L’ambassadeur représentant permanent du Maroc auprès des Nations unies, Omar Hilale, a annoncé la mise en place d’un nouveau mécanisme diplomatique dédié à la coopération Sud-Sud et triangulaire. Cette déclaration a été faite lors de son intervention à la clôture de la réunion élargie du Bureau du Comité spécial sur la situation relative à l’application de la Déclaration sur l’octroi de l’indépendance aux pays et peuples coloniaux, qui s’est tenue cette semaine à Bogota, en Colombie.
Cette annonce intervient dans le cadre d’une session qui a réuni des représentants de plusieurs États membres ainsi que des observateurs internationaux. Le diplomate marocain a précisé que ce groupe, intitulé « Groupe des amis de la coopération Sud-Sud et triangulaire », vise à renforcer les synergies entre les pays en développement, en particulier ceux d’Afrique, d’Amérique latine et d’Asie, dans le domaine de la coopération technique et du développement durable.
Selon les informations disponibles, la création de ce groupe répond à un besoin croissant de coordination entre les nations du Sud pour faire face aux défis communs, notamment la pauvreté, l’insécurité alimentaire, le changement climatique et les inégalités d’accès aux technologies. Le groupe devrait fonctionner comme une plateforme informelle au sein du système des Nations unies, permettant aux pays membres d’échanger des bonnes pratiques et de mutualiser leurs ressources.

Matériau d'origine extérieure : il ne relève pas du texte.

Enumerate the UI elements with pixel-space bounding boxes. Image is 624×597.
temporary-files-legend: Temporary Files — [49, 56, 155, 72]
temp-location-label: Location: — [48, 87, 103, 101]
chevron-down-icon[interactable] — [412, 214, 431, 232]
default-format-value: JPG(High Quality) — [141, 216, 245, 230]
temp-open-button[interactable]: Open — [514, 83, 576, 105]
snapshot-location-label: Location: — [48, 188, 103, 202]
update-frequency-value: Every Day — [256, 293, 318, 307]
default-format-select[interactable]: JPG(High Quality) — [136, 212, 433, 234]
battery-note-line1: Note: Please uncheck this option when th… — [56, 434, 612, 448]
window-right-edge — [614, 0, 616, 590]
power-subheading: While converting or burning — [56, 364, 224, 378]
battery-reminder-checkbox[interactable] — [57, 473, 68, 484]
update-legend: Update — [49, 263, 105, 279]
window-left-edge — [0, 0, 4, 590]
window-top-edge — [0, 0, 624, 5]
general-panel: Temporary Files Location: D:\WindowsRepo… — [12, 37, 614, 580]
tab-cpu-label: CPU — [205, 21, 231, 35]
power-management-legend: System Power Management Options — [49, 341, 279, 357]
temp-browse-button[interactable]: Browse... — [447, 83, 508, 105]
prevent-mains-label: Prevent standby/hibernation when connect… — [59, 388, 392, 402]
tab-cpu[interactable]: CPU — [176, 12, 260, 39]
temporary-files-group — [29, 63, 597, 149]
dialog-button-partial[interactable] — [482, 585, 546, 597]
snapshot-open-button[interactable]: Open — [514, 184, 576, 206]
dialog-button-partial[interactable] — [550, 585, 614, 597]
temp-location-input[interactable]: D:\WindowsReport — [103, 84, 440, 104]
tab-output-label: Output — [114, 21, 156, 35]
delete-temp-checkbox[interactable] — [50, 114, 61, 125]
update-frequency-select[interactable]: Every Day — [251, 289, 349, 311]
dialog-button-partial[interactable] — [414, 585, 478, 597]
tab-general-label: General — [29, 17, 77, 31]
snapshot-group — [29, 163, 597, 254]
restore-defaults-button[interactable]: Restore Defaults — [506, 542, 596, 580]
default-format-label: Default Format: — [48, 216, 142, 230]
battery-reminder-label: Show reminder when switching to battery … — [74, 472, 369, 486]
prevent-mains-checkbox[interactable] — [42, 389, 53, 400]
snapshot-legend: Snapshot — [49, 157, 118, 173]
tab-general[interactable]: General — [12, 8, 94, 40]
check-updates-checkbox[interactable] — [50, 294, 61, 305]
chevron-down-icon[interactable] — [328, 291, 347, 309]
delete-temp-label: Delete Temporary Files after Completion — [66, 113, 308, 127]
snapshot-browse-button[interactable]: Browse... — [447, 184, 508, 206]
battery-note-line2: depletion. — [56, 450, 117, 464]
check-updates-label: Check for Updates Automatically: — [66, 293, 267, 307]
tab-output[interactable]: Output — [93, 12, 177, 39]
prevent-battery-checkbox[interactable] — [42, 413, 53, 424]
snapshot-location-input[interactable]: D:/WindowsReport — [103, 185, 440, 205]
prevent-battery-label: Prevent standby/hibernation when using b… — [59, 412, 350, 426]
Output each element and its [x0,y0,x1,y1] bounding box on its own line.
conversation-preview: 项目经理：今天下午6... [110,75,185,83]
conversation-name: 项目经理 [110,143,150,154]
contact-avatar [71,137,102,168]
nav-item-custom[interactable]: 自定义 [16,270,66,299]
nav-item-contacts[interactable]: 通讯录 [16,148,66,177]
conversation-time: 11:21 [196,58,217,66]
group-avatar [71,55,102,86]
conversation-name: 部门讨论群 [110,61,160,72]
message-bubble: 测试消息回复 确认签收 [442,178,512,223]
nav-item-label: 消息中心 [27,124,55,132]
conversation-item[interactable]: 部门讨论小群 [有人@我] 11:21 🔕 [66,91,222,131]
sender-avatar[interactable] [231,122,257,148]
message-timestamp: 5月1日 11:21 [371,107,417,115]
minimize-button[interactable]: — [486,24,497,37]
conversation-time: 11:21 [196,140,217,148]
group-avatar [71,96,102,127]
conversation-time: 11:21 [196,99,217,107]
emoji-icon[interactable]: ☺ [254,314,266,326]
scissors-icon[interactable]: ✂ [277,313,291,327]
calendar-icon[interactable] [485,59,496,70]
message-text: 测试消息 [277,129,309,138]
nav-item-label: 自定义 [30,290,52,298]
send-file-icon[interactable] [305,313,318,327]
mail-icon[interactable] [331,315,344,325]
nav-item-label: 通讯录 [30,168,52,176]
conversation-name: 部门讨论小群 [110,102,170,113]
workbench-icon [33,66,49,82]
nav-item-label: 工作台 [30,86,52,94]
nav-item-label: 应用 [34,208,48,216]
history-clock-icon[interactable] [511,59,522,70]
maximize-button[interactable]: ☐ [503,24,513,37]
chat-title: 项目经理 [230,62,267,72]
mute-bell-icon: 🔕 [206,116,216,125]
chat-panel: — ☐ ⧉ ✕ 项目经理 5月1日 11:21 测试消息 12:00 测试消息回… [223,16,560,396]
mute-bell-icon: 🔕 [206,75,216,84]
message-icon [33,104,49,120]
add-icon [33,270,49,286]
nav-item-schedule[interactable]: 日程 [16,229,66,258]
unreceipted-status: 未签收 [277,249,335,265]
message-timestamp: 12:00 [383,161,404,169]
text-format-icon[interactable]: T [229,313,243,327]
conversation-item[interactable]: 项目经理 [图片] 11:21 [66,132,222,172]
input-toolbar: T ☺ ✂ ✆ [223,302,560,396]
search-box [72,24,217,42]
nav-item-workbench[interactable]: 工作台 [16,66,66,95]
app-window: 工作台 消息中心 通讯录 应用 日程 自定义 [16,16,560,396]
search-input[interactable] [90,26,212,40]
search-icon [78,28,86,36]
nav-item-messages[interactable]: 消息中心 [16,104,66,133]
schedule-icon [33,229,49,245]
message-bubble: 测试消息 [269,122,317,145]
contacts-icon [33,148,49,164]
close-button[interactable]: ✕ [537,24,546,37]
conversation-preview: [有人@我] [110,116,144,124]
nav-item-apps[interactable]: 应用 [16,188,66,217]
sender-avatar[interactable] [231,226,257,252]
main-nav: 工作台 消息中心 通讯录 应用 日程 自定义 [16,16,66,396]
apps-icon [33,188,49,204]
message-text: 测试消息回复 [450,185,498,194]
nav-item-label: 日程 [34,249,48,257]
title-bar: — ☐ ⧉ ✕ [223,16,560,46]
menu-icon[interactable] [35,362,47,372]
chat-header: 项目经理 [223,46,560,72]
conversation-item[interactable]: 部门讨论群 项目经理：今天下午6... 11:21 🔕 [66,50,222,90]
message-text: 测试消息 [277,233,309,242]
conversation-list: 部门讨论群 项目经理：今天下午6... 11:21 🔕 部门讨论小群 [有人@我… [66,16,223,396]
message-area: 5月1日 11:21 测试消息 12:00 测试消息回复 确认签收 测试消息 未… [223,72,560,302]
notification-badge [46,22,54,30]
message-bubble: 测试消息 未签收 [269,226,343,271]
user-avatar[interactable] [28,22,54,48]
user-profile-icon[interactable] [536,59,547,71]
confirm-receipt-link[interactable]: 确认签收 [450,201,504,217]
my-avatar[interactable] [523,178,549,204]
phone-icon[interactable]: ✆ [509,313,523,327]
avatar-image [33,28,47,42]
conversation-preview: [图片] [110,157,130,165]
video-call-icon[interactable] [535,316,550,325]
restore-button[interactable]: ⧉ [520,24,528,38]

Contexte et objectifs du nouveau groupe
Le diplomate marocain a souligné que cette initiative s’inscrit dans la continuité de l’engagement du Royaume en faveur de la coopération Sud-Sud, un pilier central de la diplomatie marocaine sous l’impulsion du roi Mohammed VI. Le Maroc, qui a organisé plusieurs forums et conférences sur ce thème, cherche ainsi à institutionnaliser davantage les mécanismes de solidarité entre pays en développement.
Omar Hilale a également rappelé que la coopération triangulaire, qui associe un pays donateur traditionnel, un pays partenaire et un pays bénéficiaire, permet d’optimiser l’efficacité des projets de développement. Cette approche combine les atouts des pays du Nord et du Sud pour répondre aux besoins spécifiques des populations locales.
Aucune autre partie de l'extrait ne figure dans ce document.